Esempi simili, ne potremmo fare all’infinito. Allora, ci chiediamo, cosa cambia?

La sensibilità comune. La violenza viene avvertita più grave se perpetrata sugli esseri umani, meno grave se le vittime sono altri esseri viventi. Eppure illustri psicologi e studiosi dell’età infantile, hanno dimostrato come gli atteggiamenti violenti nel bambino diretti agli animali non solo non vanno sottovalutati ma sono spesso propedeutici alla pratica della violenza in fase adulta verso i propri simili. Insomma, Pierino oggi ‘percuote’ il cane, domani ‘percuote’ la sorellina, e da grande ‘percuoterà’ sua moglie?

Del resto sappiamo come l’addestramento del giovane mafioso passa anche attraverso l’uccisione del cavallino o del cane, quale “prova” per l’uccisione, poi, dei propri simili.

Si tratta, in definitiva, di un deficit culturale che non abbiamo ancora colmato.

La violenza è violenza sempre. Ogni atto di violenza è grave e sistemare i comportamenti violenti in una sorta di scala vuol dire, semplicemente, tollerarne alcuni rispetto ad altri. Come per la soglia del dolore: alcuni dolori li sopportiamo, altri no. Così, se ci indigna poco l’immagine di un cane picchiato significa che, in qualche modo, la tolleriamo. Cadiamo, quindi, in una pericolosa ed ambigua giustificazione di quell’atto.

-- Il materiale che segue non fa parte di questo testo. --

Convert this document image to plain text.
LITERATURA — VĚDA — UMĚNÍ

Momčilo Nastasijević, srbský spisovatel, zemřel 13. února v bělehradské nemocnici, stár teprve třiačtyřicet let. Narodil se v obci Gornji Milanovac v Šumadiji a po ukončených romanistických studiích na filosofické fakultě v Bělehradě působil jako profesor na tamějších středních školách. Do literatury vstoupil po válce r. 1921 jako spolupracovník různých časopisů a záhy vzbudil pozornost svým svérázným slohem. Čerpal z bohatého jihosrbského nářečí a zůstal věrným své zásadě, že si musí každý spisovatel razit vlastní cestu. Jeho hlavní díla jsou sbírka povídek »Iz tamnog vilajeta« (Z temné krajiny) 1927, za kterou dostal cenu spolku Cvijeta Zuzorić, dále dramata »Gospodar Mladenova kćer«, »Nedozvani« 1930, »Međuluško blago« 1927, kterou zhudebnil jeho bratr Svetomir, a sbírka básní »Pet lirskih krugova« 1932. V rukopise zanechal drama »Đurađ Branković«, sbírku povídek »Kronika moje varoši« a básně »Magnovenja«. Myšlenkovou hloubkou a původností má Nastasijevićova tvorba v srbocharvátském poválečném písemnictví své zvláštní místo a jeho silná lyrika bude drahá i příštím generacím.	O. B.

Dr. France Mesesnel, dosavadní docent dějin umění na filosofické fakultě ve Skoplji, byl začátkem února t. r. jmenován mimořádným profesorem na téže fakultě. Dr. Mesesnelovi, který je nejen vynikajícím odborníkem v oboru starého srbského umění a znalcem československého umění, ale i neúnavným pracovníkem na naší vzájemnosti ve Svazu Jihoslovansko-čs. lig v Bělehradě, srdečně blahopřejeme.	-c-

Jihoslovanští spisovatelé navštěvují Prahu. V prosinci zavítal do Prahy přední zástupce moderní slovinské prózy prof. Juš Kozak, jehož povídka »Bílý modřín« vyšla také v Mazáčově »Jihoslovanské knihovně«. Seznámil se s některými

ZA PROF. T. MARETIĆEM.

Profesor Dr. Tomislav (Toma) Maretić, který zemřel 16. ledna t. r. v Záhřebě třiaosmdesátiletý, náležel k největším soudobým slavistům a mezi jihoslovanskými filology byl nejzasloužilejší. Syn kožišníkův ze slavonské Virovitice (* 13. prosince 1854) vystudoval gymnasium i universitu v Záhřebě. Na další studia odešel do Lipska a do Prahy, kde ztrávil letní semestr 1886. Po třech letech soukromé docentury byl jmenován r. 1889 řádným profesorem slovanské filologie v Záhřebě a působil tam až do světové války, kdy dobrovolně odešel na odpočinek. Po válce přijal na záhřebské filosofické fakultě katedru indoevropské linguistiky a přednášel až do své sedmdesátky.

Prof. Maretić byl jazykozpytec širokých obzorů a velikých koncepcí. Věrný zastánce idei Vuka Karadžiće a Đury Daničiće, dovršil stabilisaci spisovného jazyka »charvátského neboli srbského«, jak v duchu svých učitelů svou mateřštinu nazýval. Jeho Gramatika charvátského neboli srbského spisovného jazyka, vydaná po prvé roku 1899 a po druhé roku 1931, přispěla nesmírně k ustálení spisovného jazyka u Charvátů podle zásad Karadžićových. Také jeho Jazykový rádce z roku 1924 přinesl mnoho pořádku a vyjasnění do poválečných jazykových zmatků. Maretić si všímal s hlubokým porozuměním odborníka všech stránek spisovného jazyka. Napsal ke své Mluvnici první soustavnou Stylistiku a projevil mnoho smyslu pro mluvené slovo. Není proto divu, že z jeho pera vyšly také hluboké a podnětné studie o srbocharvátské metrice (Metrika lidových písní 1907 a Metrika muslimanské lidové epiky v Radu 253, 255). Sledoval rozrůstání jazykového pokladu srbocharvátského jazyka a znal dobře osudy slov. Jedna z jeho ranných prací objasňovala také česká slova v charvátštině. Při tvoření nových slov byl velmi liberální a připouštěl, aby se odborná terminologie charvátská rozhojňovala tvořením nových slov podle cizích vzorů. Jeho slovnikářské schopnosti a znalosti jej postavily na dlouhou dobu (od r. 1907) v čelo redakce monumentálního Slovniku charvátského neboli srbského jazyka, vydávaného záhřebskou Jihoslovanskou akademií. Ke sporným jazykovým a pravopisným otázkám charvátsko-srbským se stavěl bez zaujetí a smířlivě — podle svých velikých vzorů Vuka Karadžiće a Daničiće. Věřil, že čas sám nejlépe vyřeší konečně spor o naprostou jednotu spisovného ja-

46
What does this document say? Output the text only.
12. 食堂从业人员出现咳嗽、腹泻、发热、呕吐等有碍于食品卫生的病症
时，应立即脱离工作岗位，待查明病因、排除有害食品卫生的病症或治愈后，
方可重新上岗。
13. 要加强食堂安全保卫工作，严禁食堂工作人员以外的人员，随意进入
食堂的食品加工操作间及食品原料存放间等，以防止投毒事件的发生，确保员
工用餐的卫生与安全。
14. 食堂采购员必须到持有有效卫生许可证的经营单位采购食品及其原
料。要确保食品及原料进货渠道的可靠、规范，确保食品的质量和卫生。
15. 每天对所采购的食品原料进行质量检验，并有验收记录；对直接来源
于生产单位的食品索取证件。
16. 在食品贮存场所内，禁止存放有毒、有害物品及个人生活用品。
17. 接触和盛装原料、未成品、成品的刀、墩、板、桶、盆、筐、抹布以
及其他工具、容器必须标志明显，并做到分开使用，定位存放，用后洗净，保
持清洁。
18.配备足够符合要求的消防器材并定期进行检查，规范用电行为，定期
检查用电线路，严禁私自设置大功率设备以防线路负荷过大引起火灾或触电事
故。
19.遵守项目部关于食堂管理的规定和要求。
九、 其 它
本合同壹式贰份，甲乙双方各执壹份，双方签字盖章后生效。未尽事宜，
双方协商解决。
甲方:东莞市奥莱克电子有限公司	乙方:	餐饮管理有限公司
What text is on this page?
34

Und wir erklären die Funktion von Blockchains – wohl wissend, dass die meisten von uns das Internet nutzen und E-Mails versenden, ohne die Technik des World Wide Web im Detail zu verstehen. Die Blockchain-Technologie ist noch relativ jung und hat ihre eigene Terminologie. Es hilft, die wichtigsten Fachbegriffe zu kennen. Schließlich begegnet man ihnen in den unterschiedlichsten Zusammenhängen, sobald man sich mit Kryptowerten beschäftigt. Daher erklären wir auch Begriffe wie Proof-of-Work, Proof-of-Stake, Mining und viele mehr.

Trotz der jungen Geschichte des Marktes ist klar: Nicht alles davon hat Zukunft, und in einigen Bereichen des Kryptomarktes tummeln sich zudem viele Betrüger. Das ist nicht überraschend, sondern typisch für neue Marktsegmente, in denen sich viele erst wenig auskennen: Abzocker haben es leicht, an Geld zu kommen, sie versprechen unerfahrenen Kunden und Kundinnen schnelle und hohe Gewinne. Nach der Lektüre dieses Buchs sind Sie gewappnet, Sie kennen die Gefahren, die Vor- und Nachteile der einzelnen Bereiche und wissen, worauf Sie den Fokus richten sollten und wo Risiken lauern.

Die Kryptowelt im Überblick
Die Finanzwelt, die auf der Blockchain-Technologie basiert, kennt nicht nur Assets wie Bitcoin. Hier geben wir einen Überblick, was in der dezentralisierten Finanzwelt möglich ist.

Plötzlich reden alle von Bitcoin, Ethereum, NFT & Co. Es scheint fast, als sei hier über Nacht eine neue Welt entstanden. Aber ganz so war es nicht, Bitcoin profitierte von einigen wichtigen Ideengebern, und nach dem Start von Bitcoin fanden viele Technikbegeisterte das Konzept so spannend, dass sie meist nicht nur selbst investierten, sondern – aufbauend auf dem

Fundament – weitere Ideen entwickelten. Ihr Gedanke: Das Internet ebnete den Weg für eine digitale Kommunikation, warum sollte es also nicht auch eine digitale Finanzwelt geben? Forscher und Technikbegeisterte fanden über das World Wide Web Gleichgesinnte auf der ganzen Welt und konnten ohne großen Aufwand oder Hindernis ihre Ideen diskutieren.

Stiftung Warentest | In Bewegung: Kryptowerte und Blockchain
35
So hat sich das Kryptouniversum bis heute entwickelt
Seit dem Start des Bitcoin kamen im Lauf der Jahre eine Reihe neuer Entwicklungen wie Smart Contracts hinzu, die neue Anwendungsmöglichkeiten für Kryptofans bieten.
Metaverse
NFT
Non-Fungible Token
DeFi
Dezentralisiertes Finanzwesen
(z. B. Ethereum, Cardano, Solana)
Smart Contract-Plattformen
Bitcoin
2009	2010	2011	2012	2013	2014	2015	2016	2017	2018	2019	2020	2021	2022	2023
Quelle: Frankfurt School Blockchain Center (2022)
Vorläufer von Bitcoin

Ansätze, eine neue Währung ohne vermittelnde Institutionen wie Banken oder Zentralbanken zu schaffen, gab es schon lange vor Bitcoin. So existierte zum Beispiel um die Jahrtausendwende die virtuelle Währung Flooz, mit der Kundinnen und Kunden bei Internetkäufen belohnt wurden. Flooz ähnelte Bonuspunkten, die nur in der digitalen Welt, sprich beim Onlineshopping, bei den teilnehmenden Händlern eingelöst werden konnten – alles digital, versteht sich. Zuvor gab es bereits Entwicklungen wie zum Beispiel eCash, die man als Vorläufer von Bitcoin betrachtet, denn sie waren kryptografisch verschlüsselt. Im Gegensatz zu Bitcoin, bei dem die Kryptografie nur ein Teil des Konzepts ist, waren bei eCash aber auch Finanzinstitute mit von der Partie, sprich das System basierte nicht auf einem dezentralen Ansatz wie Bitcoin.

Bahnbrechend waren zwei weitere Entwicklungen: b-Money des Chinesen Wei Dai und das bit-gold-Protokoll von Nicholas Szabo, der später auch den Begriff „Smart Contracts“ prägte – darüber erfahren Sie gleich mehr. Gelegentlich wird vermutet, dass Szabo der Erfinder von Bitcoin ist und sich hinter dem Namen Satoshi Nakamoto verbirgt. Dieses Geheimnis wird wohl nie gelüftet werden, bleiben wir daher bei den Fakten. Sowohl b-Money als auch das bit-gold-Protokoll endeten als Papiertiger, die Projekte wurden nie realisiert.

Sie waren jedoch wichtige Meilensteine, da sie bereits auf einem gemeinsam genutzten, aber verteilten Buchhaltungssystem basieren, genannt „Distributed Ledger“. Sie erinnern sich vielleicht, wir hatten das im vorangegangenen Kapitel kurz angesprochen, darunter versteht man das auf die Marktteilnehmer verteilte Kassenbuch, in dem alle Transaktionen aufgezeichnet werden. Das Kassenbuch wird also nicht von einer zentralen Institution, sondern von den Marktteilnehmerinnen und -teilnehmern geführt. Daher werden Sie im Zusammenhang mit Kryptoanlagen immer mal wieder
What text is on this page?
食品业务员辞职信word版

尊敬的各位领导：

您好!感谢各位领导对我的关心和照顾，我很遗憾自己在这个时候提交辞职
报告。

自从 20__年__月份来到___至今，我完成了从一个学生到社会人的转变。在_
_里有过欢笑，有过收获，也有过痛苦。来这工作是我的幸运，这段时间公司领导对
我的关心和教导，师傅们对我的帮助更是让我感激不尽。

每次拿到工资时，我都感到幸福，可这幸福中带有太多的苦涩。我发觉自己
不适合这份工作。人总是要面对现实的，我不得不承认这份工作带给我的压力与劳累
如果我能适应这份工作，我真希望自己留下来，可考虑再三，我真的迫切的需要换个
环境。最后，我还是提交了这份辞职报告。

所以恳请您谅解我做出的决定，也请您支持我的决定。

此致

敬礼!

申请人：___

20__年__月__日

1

Questa ambiguità può essere superata solo con l’educazione. Educare al rispetto di ogni essere vivente, non significa fare animalismo, ma significa far capire che di fronte ad un bastone che picchia ci si deve indignare e ribellare qualunque sia la schiena che quel bastone andrà a ‘percuotere’!

Educare al rispetto dovrebbe essere una materia da studiare e approfondire. Potrebbe essere inserita in quell’altra materia, in realtà anch’essa sottovalutata, che è l’educazione civica. Il rispetto è difficile da insegnare, a grandi e piccini, quando non è ritenuto fondamentale ed automatico, quando non è avvertito come ‘fatto scontato’ nella società in cui si vive.

Il rispetto di tutti gli esseri viventi, dell’ambiente e della cosa pubblica, è ancora una materia sulla quale discutere e ragionare. Purtroppo.